Fluorescent Bradykinin Receptor 2 (BDKR2) Internalization Assay Cell Line

Applications: Cell Screening
Categories: Cells

A novel CHOK1/tGFP-BDKR2 cell line has been developed through stable transfection to modulate the internalization of the bradykinin receptor 2 (BDKR2) complex in living cells and to assay for compounds inducing tGFP-BDKR2 distribution inside the cells. BDKR2 Internalization Cell Line was obtained by transfection of an expression vector for a fusion protein of tGFP and human BDKR2, as well as G418 into CHOK1 cells. Single cells with strong green fluorescence were selected by flow cytometry, and allowed to expand. These cells constitutively express the tGFP-BDKR2 fusion protein.

Assay Details: Innoprot BDKR2 Internalizacion Cell Line has been designed to assay compounds or analyze stimuli for their ability to modulate bradykinin receptor 2 internalization process following and quantifying the fluorescence distribution inside the cells.

This highly reproducible assay allows monitoring BDKR2 receptor internalization process in High Content Analysis and fluorescence microscope applications.

Fig 1: Our expression plasmid containing the coding sequence of human Bradykinin receptor 2 tagged in the N-terminal with tGFP protein. Our plasmid was transfected in CHO-K1 cells, using calcium phosphate method. Resistant clones were obtained by limit dilution, and receptor gene expression was tested by RT-PCR.
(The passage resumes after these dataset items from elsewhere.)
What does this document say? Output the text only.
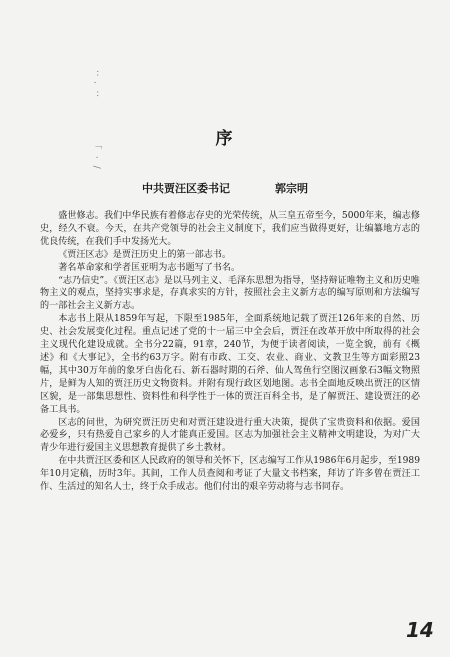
：· ：
「 · /
序
中共贾汪区委书记	郭宗明

盛世修志。我们中华民族有着修志存史的光荣传统，从三皇五帝至今，5000年来，编志修史，经久不衰。今天，在共产党领导的社会主义制度下，我们应当做得更好，让编纂地方志的优良传统，在我们手中发扬光大。

《贾汪区志》是贾汪历史上的第一部志书。

著名革命家和学者匡亚明为志书题写了书名。

“志乃信史”。《贾汪区志》是以马列主义、毛泽东思想为指导，坚持辩证唯物主义和历史唯物主义的观点，坚持实事求是，存真求实的方针，按照社会主义新方志的编写原则和方法编写的一部社会主义新方志。

本志书上限从1859年写起，下限至1985年，全面系统地记载了贾汪126年来的自然、历史、社会发展变化过程。重点记述了党的十一届三中全会后，贾汪在改革开放中所取得的社会主义现代化建设成就。全书分22篇，91章，240节，为便于读者阅读，一览全貌，前有《概述》和《大事记》，全书约63万字。附有市政、工交、农业、商业、文教卫生等方面彩照23幅，其中30万年前的象牙白齿化石、新石器时期的石斧、仙人驾鱼行空图汉画象石3幅文物照片，是鲜为人知的贾汪历史文物资料。并附有现行政区划地图。志书全面地反映出贾汪的区情区貌，是一部集思想性、资料性和科学性于一体的贾汪百科全书，是了解贾汪、建设贾汪的必备工具书。

区志的问世，为研究贾汪历史和对贾汪建设进行重大决策，提供了宝贵资料和依据。爱国必爱乡，只有热爱自己家乡的人才能真正爱国。区志为加强社会主义精神文明建设，为对广大青少年进行爱国主义思想教育提供了乡土教材。

在中共贾汪区委和区人民政府的领导和关怀下，区志编写工作从1986年6月起步，至1989年10月定稿，历时3年。其间，工作人员查阅和考证了大量文书档案，拜访了许多曾在贾汪工作、生活过的知名人士，终于众手成志。他们付出的艰辛劳动将与志书同存。

14
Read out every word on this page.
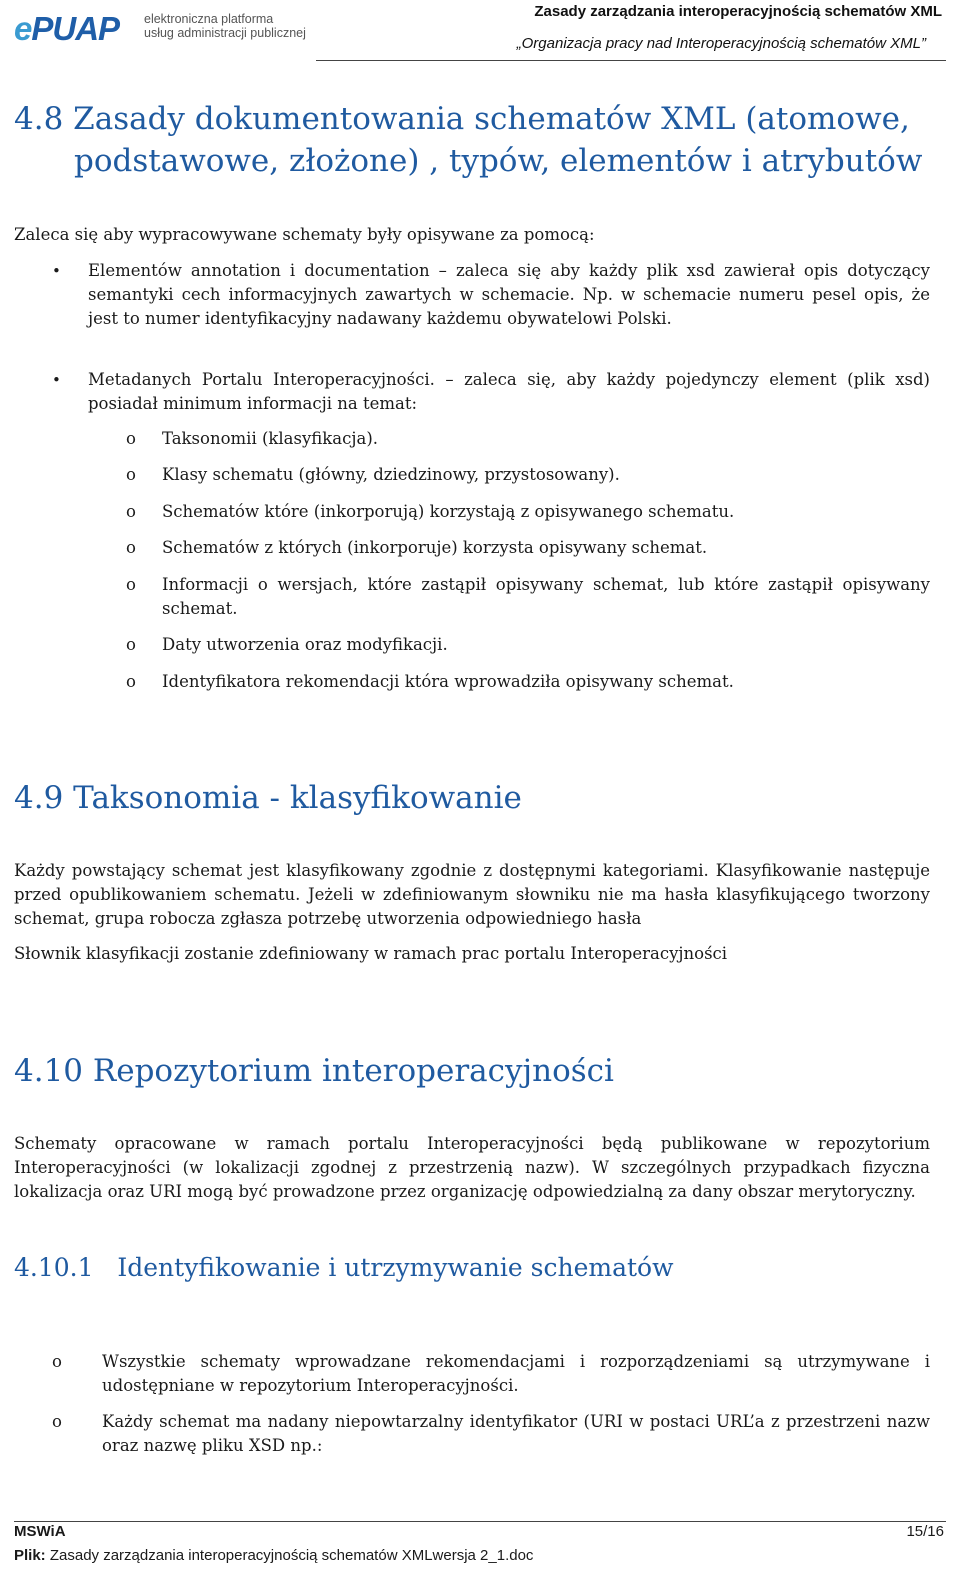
ePUAP elektroniczna platforma
usług administracji publicznej
Zasady zarządzania interoperacyjnością schematów XML
„Organizacja pracy nad Interoperacyjnością schematów XML”
4.8 Zasady dokumentowania schematów XML (atomowe,
podstawowe, złożone) , typów, elementów i atrybutów

Zaleca się aby wypracowywane schematy były opisywane za pomocą:

• Elementów annotation i documentation – zaleca się aby każdy plik xsd zawierał opis dotyczący semantyki cech informacyjnych zawartych w schemacie. Np. w schemacie numeru pesel opis, że jest to numer identyfikacyjny nadawany każdemu obywatelowi Polski.

• Metadanych Portalu Interoperacyjności. – zaleca się, aby każdy pojedynczy element (plik xsd) posiadał minimum informacji na temat:

o Taksonomii (klasyfikacja).

o Klasy schematu (główny, dziedzinowy, przystosowany).

o Schematów które (inkorporują) korzystają z opisywanego schematu.

o Schematów z których (inkorporuje) korzysta opisywany schemat.

o Informacji o wersjach, które zastąpił opisywany schemat, lub które zastąpił opisywany schemat.

o Daty utworzenia oraz modyfikacji.

o Identyfikatora rekomendacji która wprowadziła opisywany schemat.

4.9 Taksonomia - klasyfikowanie

Każdy powstający schemat jest klasyfikowany zgodnie z dostępnymi kategoriami. Klasyfikowanie następuje przed opublikowaniem schematu. Jeżeli w zdefiniowanym słowniku nie ma hasła klasyfikującego tworzony schemat, grupa robocza zgłasza potrzebę utworzenia odpowiedniego hasła

Słownik klasyfikacji zostanie zdefiniowany w ramach prac portalu Interoperacyjności

4.10 Repozytorium interoperacyjności

Schematy opracowane w ramach portalu Interoperacyjności będą publikowane w repozytorium Interoperacyjności (w lokalizacji zgodnej z przestrzenią nazw). W szczególnych przypadkach fizyczna lokalizacja oraz URI mogą być prowadzone przez organizację odpowiedzialną za dany obszar merytoryczny.

4.10.1 Identyfikowanie i utrzymywanie schematów
o Wszystkie schematy wprowadzane rekomendacjami i rozporządzeniami są utrzymywane i udostępniane w repozytorium Interoperacyjności.

o Każdy schemat ma nadany niepowtarzalny identyfikator (URI w postaci URL’a z przestrzeni nazw oraz nazwę pliku XSD np.:

MSWiA	15/16
Plik: Zasady zarządzania interoperacyjnością schematów XMLwersja 2_1.doc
Fig 2: Internalization of BDK2-tGFP stimulated with Bradykinin. Cells were treated with 1uM Bradykinin for 6h. Activation and internalization processes were detected and analyzed using BD Pathway 855 High-Content Bioimager from BD Biosciences.
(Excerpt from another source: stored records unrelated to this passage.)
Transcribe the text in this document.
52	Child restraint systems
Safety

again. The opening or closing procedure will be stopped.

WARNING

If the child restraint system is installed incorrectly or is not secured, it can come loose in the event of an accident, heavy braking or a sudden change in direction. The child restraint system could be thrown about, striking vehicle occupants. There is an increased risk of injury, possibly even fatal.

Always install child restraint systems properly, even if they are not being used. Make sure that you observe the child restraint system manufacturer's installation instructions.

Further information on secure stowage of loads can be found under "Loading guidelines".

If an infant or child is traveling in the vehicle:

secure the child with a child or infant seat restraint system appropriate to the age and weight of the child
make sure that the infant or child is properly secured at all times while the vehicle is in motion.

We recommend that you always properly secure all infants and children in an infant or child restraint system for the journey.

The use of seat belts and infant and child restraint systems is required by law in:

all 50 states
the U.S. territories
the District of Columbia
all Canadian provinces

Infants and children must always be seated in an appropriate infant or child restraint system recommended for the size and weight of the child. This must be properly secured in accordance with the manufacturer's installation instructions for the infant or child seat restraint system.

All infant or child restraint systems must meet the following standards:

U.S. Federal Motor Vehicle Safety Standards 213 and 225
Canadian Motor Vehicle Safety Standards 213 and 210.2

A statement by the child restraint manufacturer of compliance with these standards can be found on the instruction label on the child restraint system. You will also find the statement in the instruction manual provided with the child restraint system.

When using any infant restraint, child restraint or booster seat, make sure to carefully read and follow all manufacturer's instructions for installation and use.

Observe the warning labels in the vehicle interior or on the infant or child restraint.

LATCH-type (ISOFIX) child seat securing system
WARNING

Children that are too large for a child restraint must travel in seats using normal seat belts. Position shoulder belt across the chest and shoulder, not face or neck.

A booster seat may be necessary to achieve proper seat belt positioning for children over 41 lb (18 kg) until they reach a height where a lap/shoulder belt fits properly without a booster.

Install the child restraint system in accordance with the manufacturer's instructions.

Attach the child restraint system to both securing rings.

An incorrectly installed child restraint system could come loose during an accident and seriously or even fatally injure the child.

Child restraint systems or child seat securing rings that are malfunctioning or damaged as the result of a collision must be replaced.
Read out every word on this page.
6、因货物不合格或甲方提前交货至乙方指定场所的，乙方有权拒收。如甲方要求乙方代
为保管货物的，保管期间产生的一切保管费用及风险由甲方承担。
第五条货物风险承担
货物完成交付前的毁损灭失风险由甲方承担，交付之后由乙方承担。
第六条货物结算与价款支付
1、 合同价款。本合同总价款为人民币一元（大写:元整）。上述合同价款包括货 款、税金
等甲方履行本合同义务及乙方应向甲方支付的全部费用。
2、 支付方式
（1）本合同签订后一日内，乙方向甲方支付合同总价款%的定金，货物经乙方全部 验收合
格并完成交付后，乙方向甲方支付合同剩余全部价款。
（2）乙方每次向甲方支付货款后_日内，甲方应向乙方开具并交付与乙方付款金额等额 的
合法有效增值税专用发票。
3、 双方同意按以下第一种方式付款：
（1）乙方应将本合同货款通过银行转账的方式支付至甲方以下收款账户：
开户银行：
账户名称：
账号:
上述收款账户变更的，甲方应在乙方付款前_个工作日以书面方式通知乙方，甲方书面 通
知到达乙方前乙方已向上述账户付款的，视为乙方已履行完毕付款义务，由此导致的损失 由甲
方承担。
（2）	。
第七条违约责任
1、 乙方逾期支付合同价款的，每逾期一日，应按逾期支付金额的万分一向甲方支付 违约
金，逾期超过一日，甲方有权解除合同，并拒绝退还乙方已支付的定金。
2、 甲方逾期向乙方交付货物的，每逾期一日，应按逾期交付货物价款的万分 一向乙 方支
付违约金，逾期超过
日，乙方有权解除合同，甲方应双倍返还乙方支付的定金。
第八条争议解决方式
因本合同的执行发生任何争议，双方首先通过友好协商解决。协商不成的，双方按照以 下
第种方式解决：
Fig 3: Bradykinin concentrations response in the BDK2R-tGFP internalization assay. Cells were treated with 8 log dilution series (n=8). The Ec50 for the Bradykinin was approx 52nM after a treatment of 6h with agonist. Cells were fixed and the nucleus were stained with DAPI. Percent Activity was calculated relative to positive (1uM). The internalization assay was validated with an average Z prime of 0.63+/- 0.01 for High Content Screening.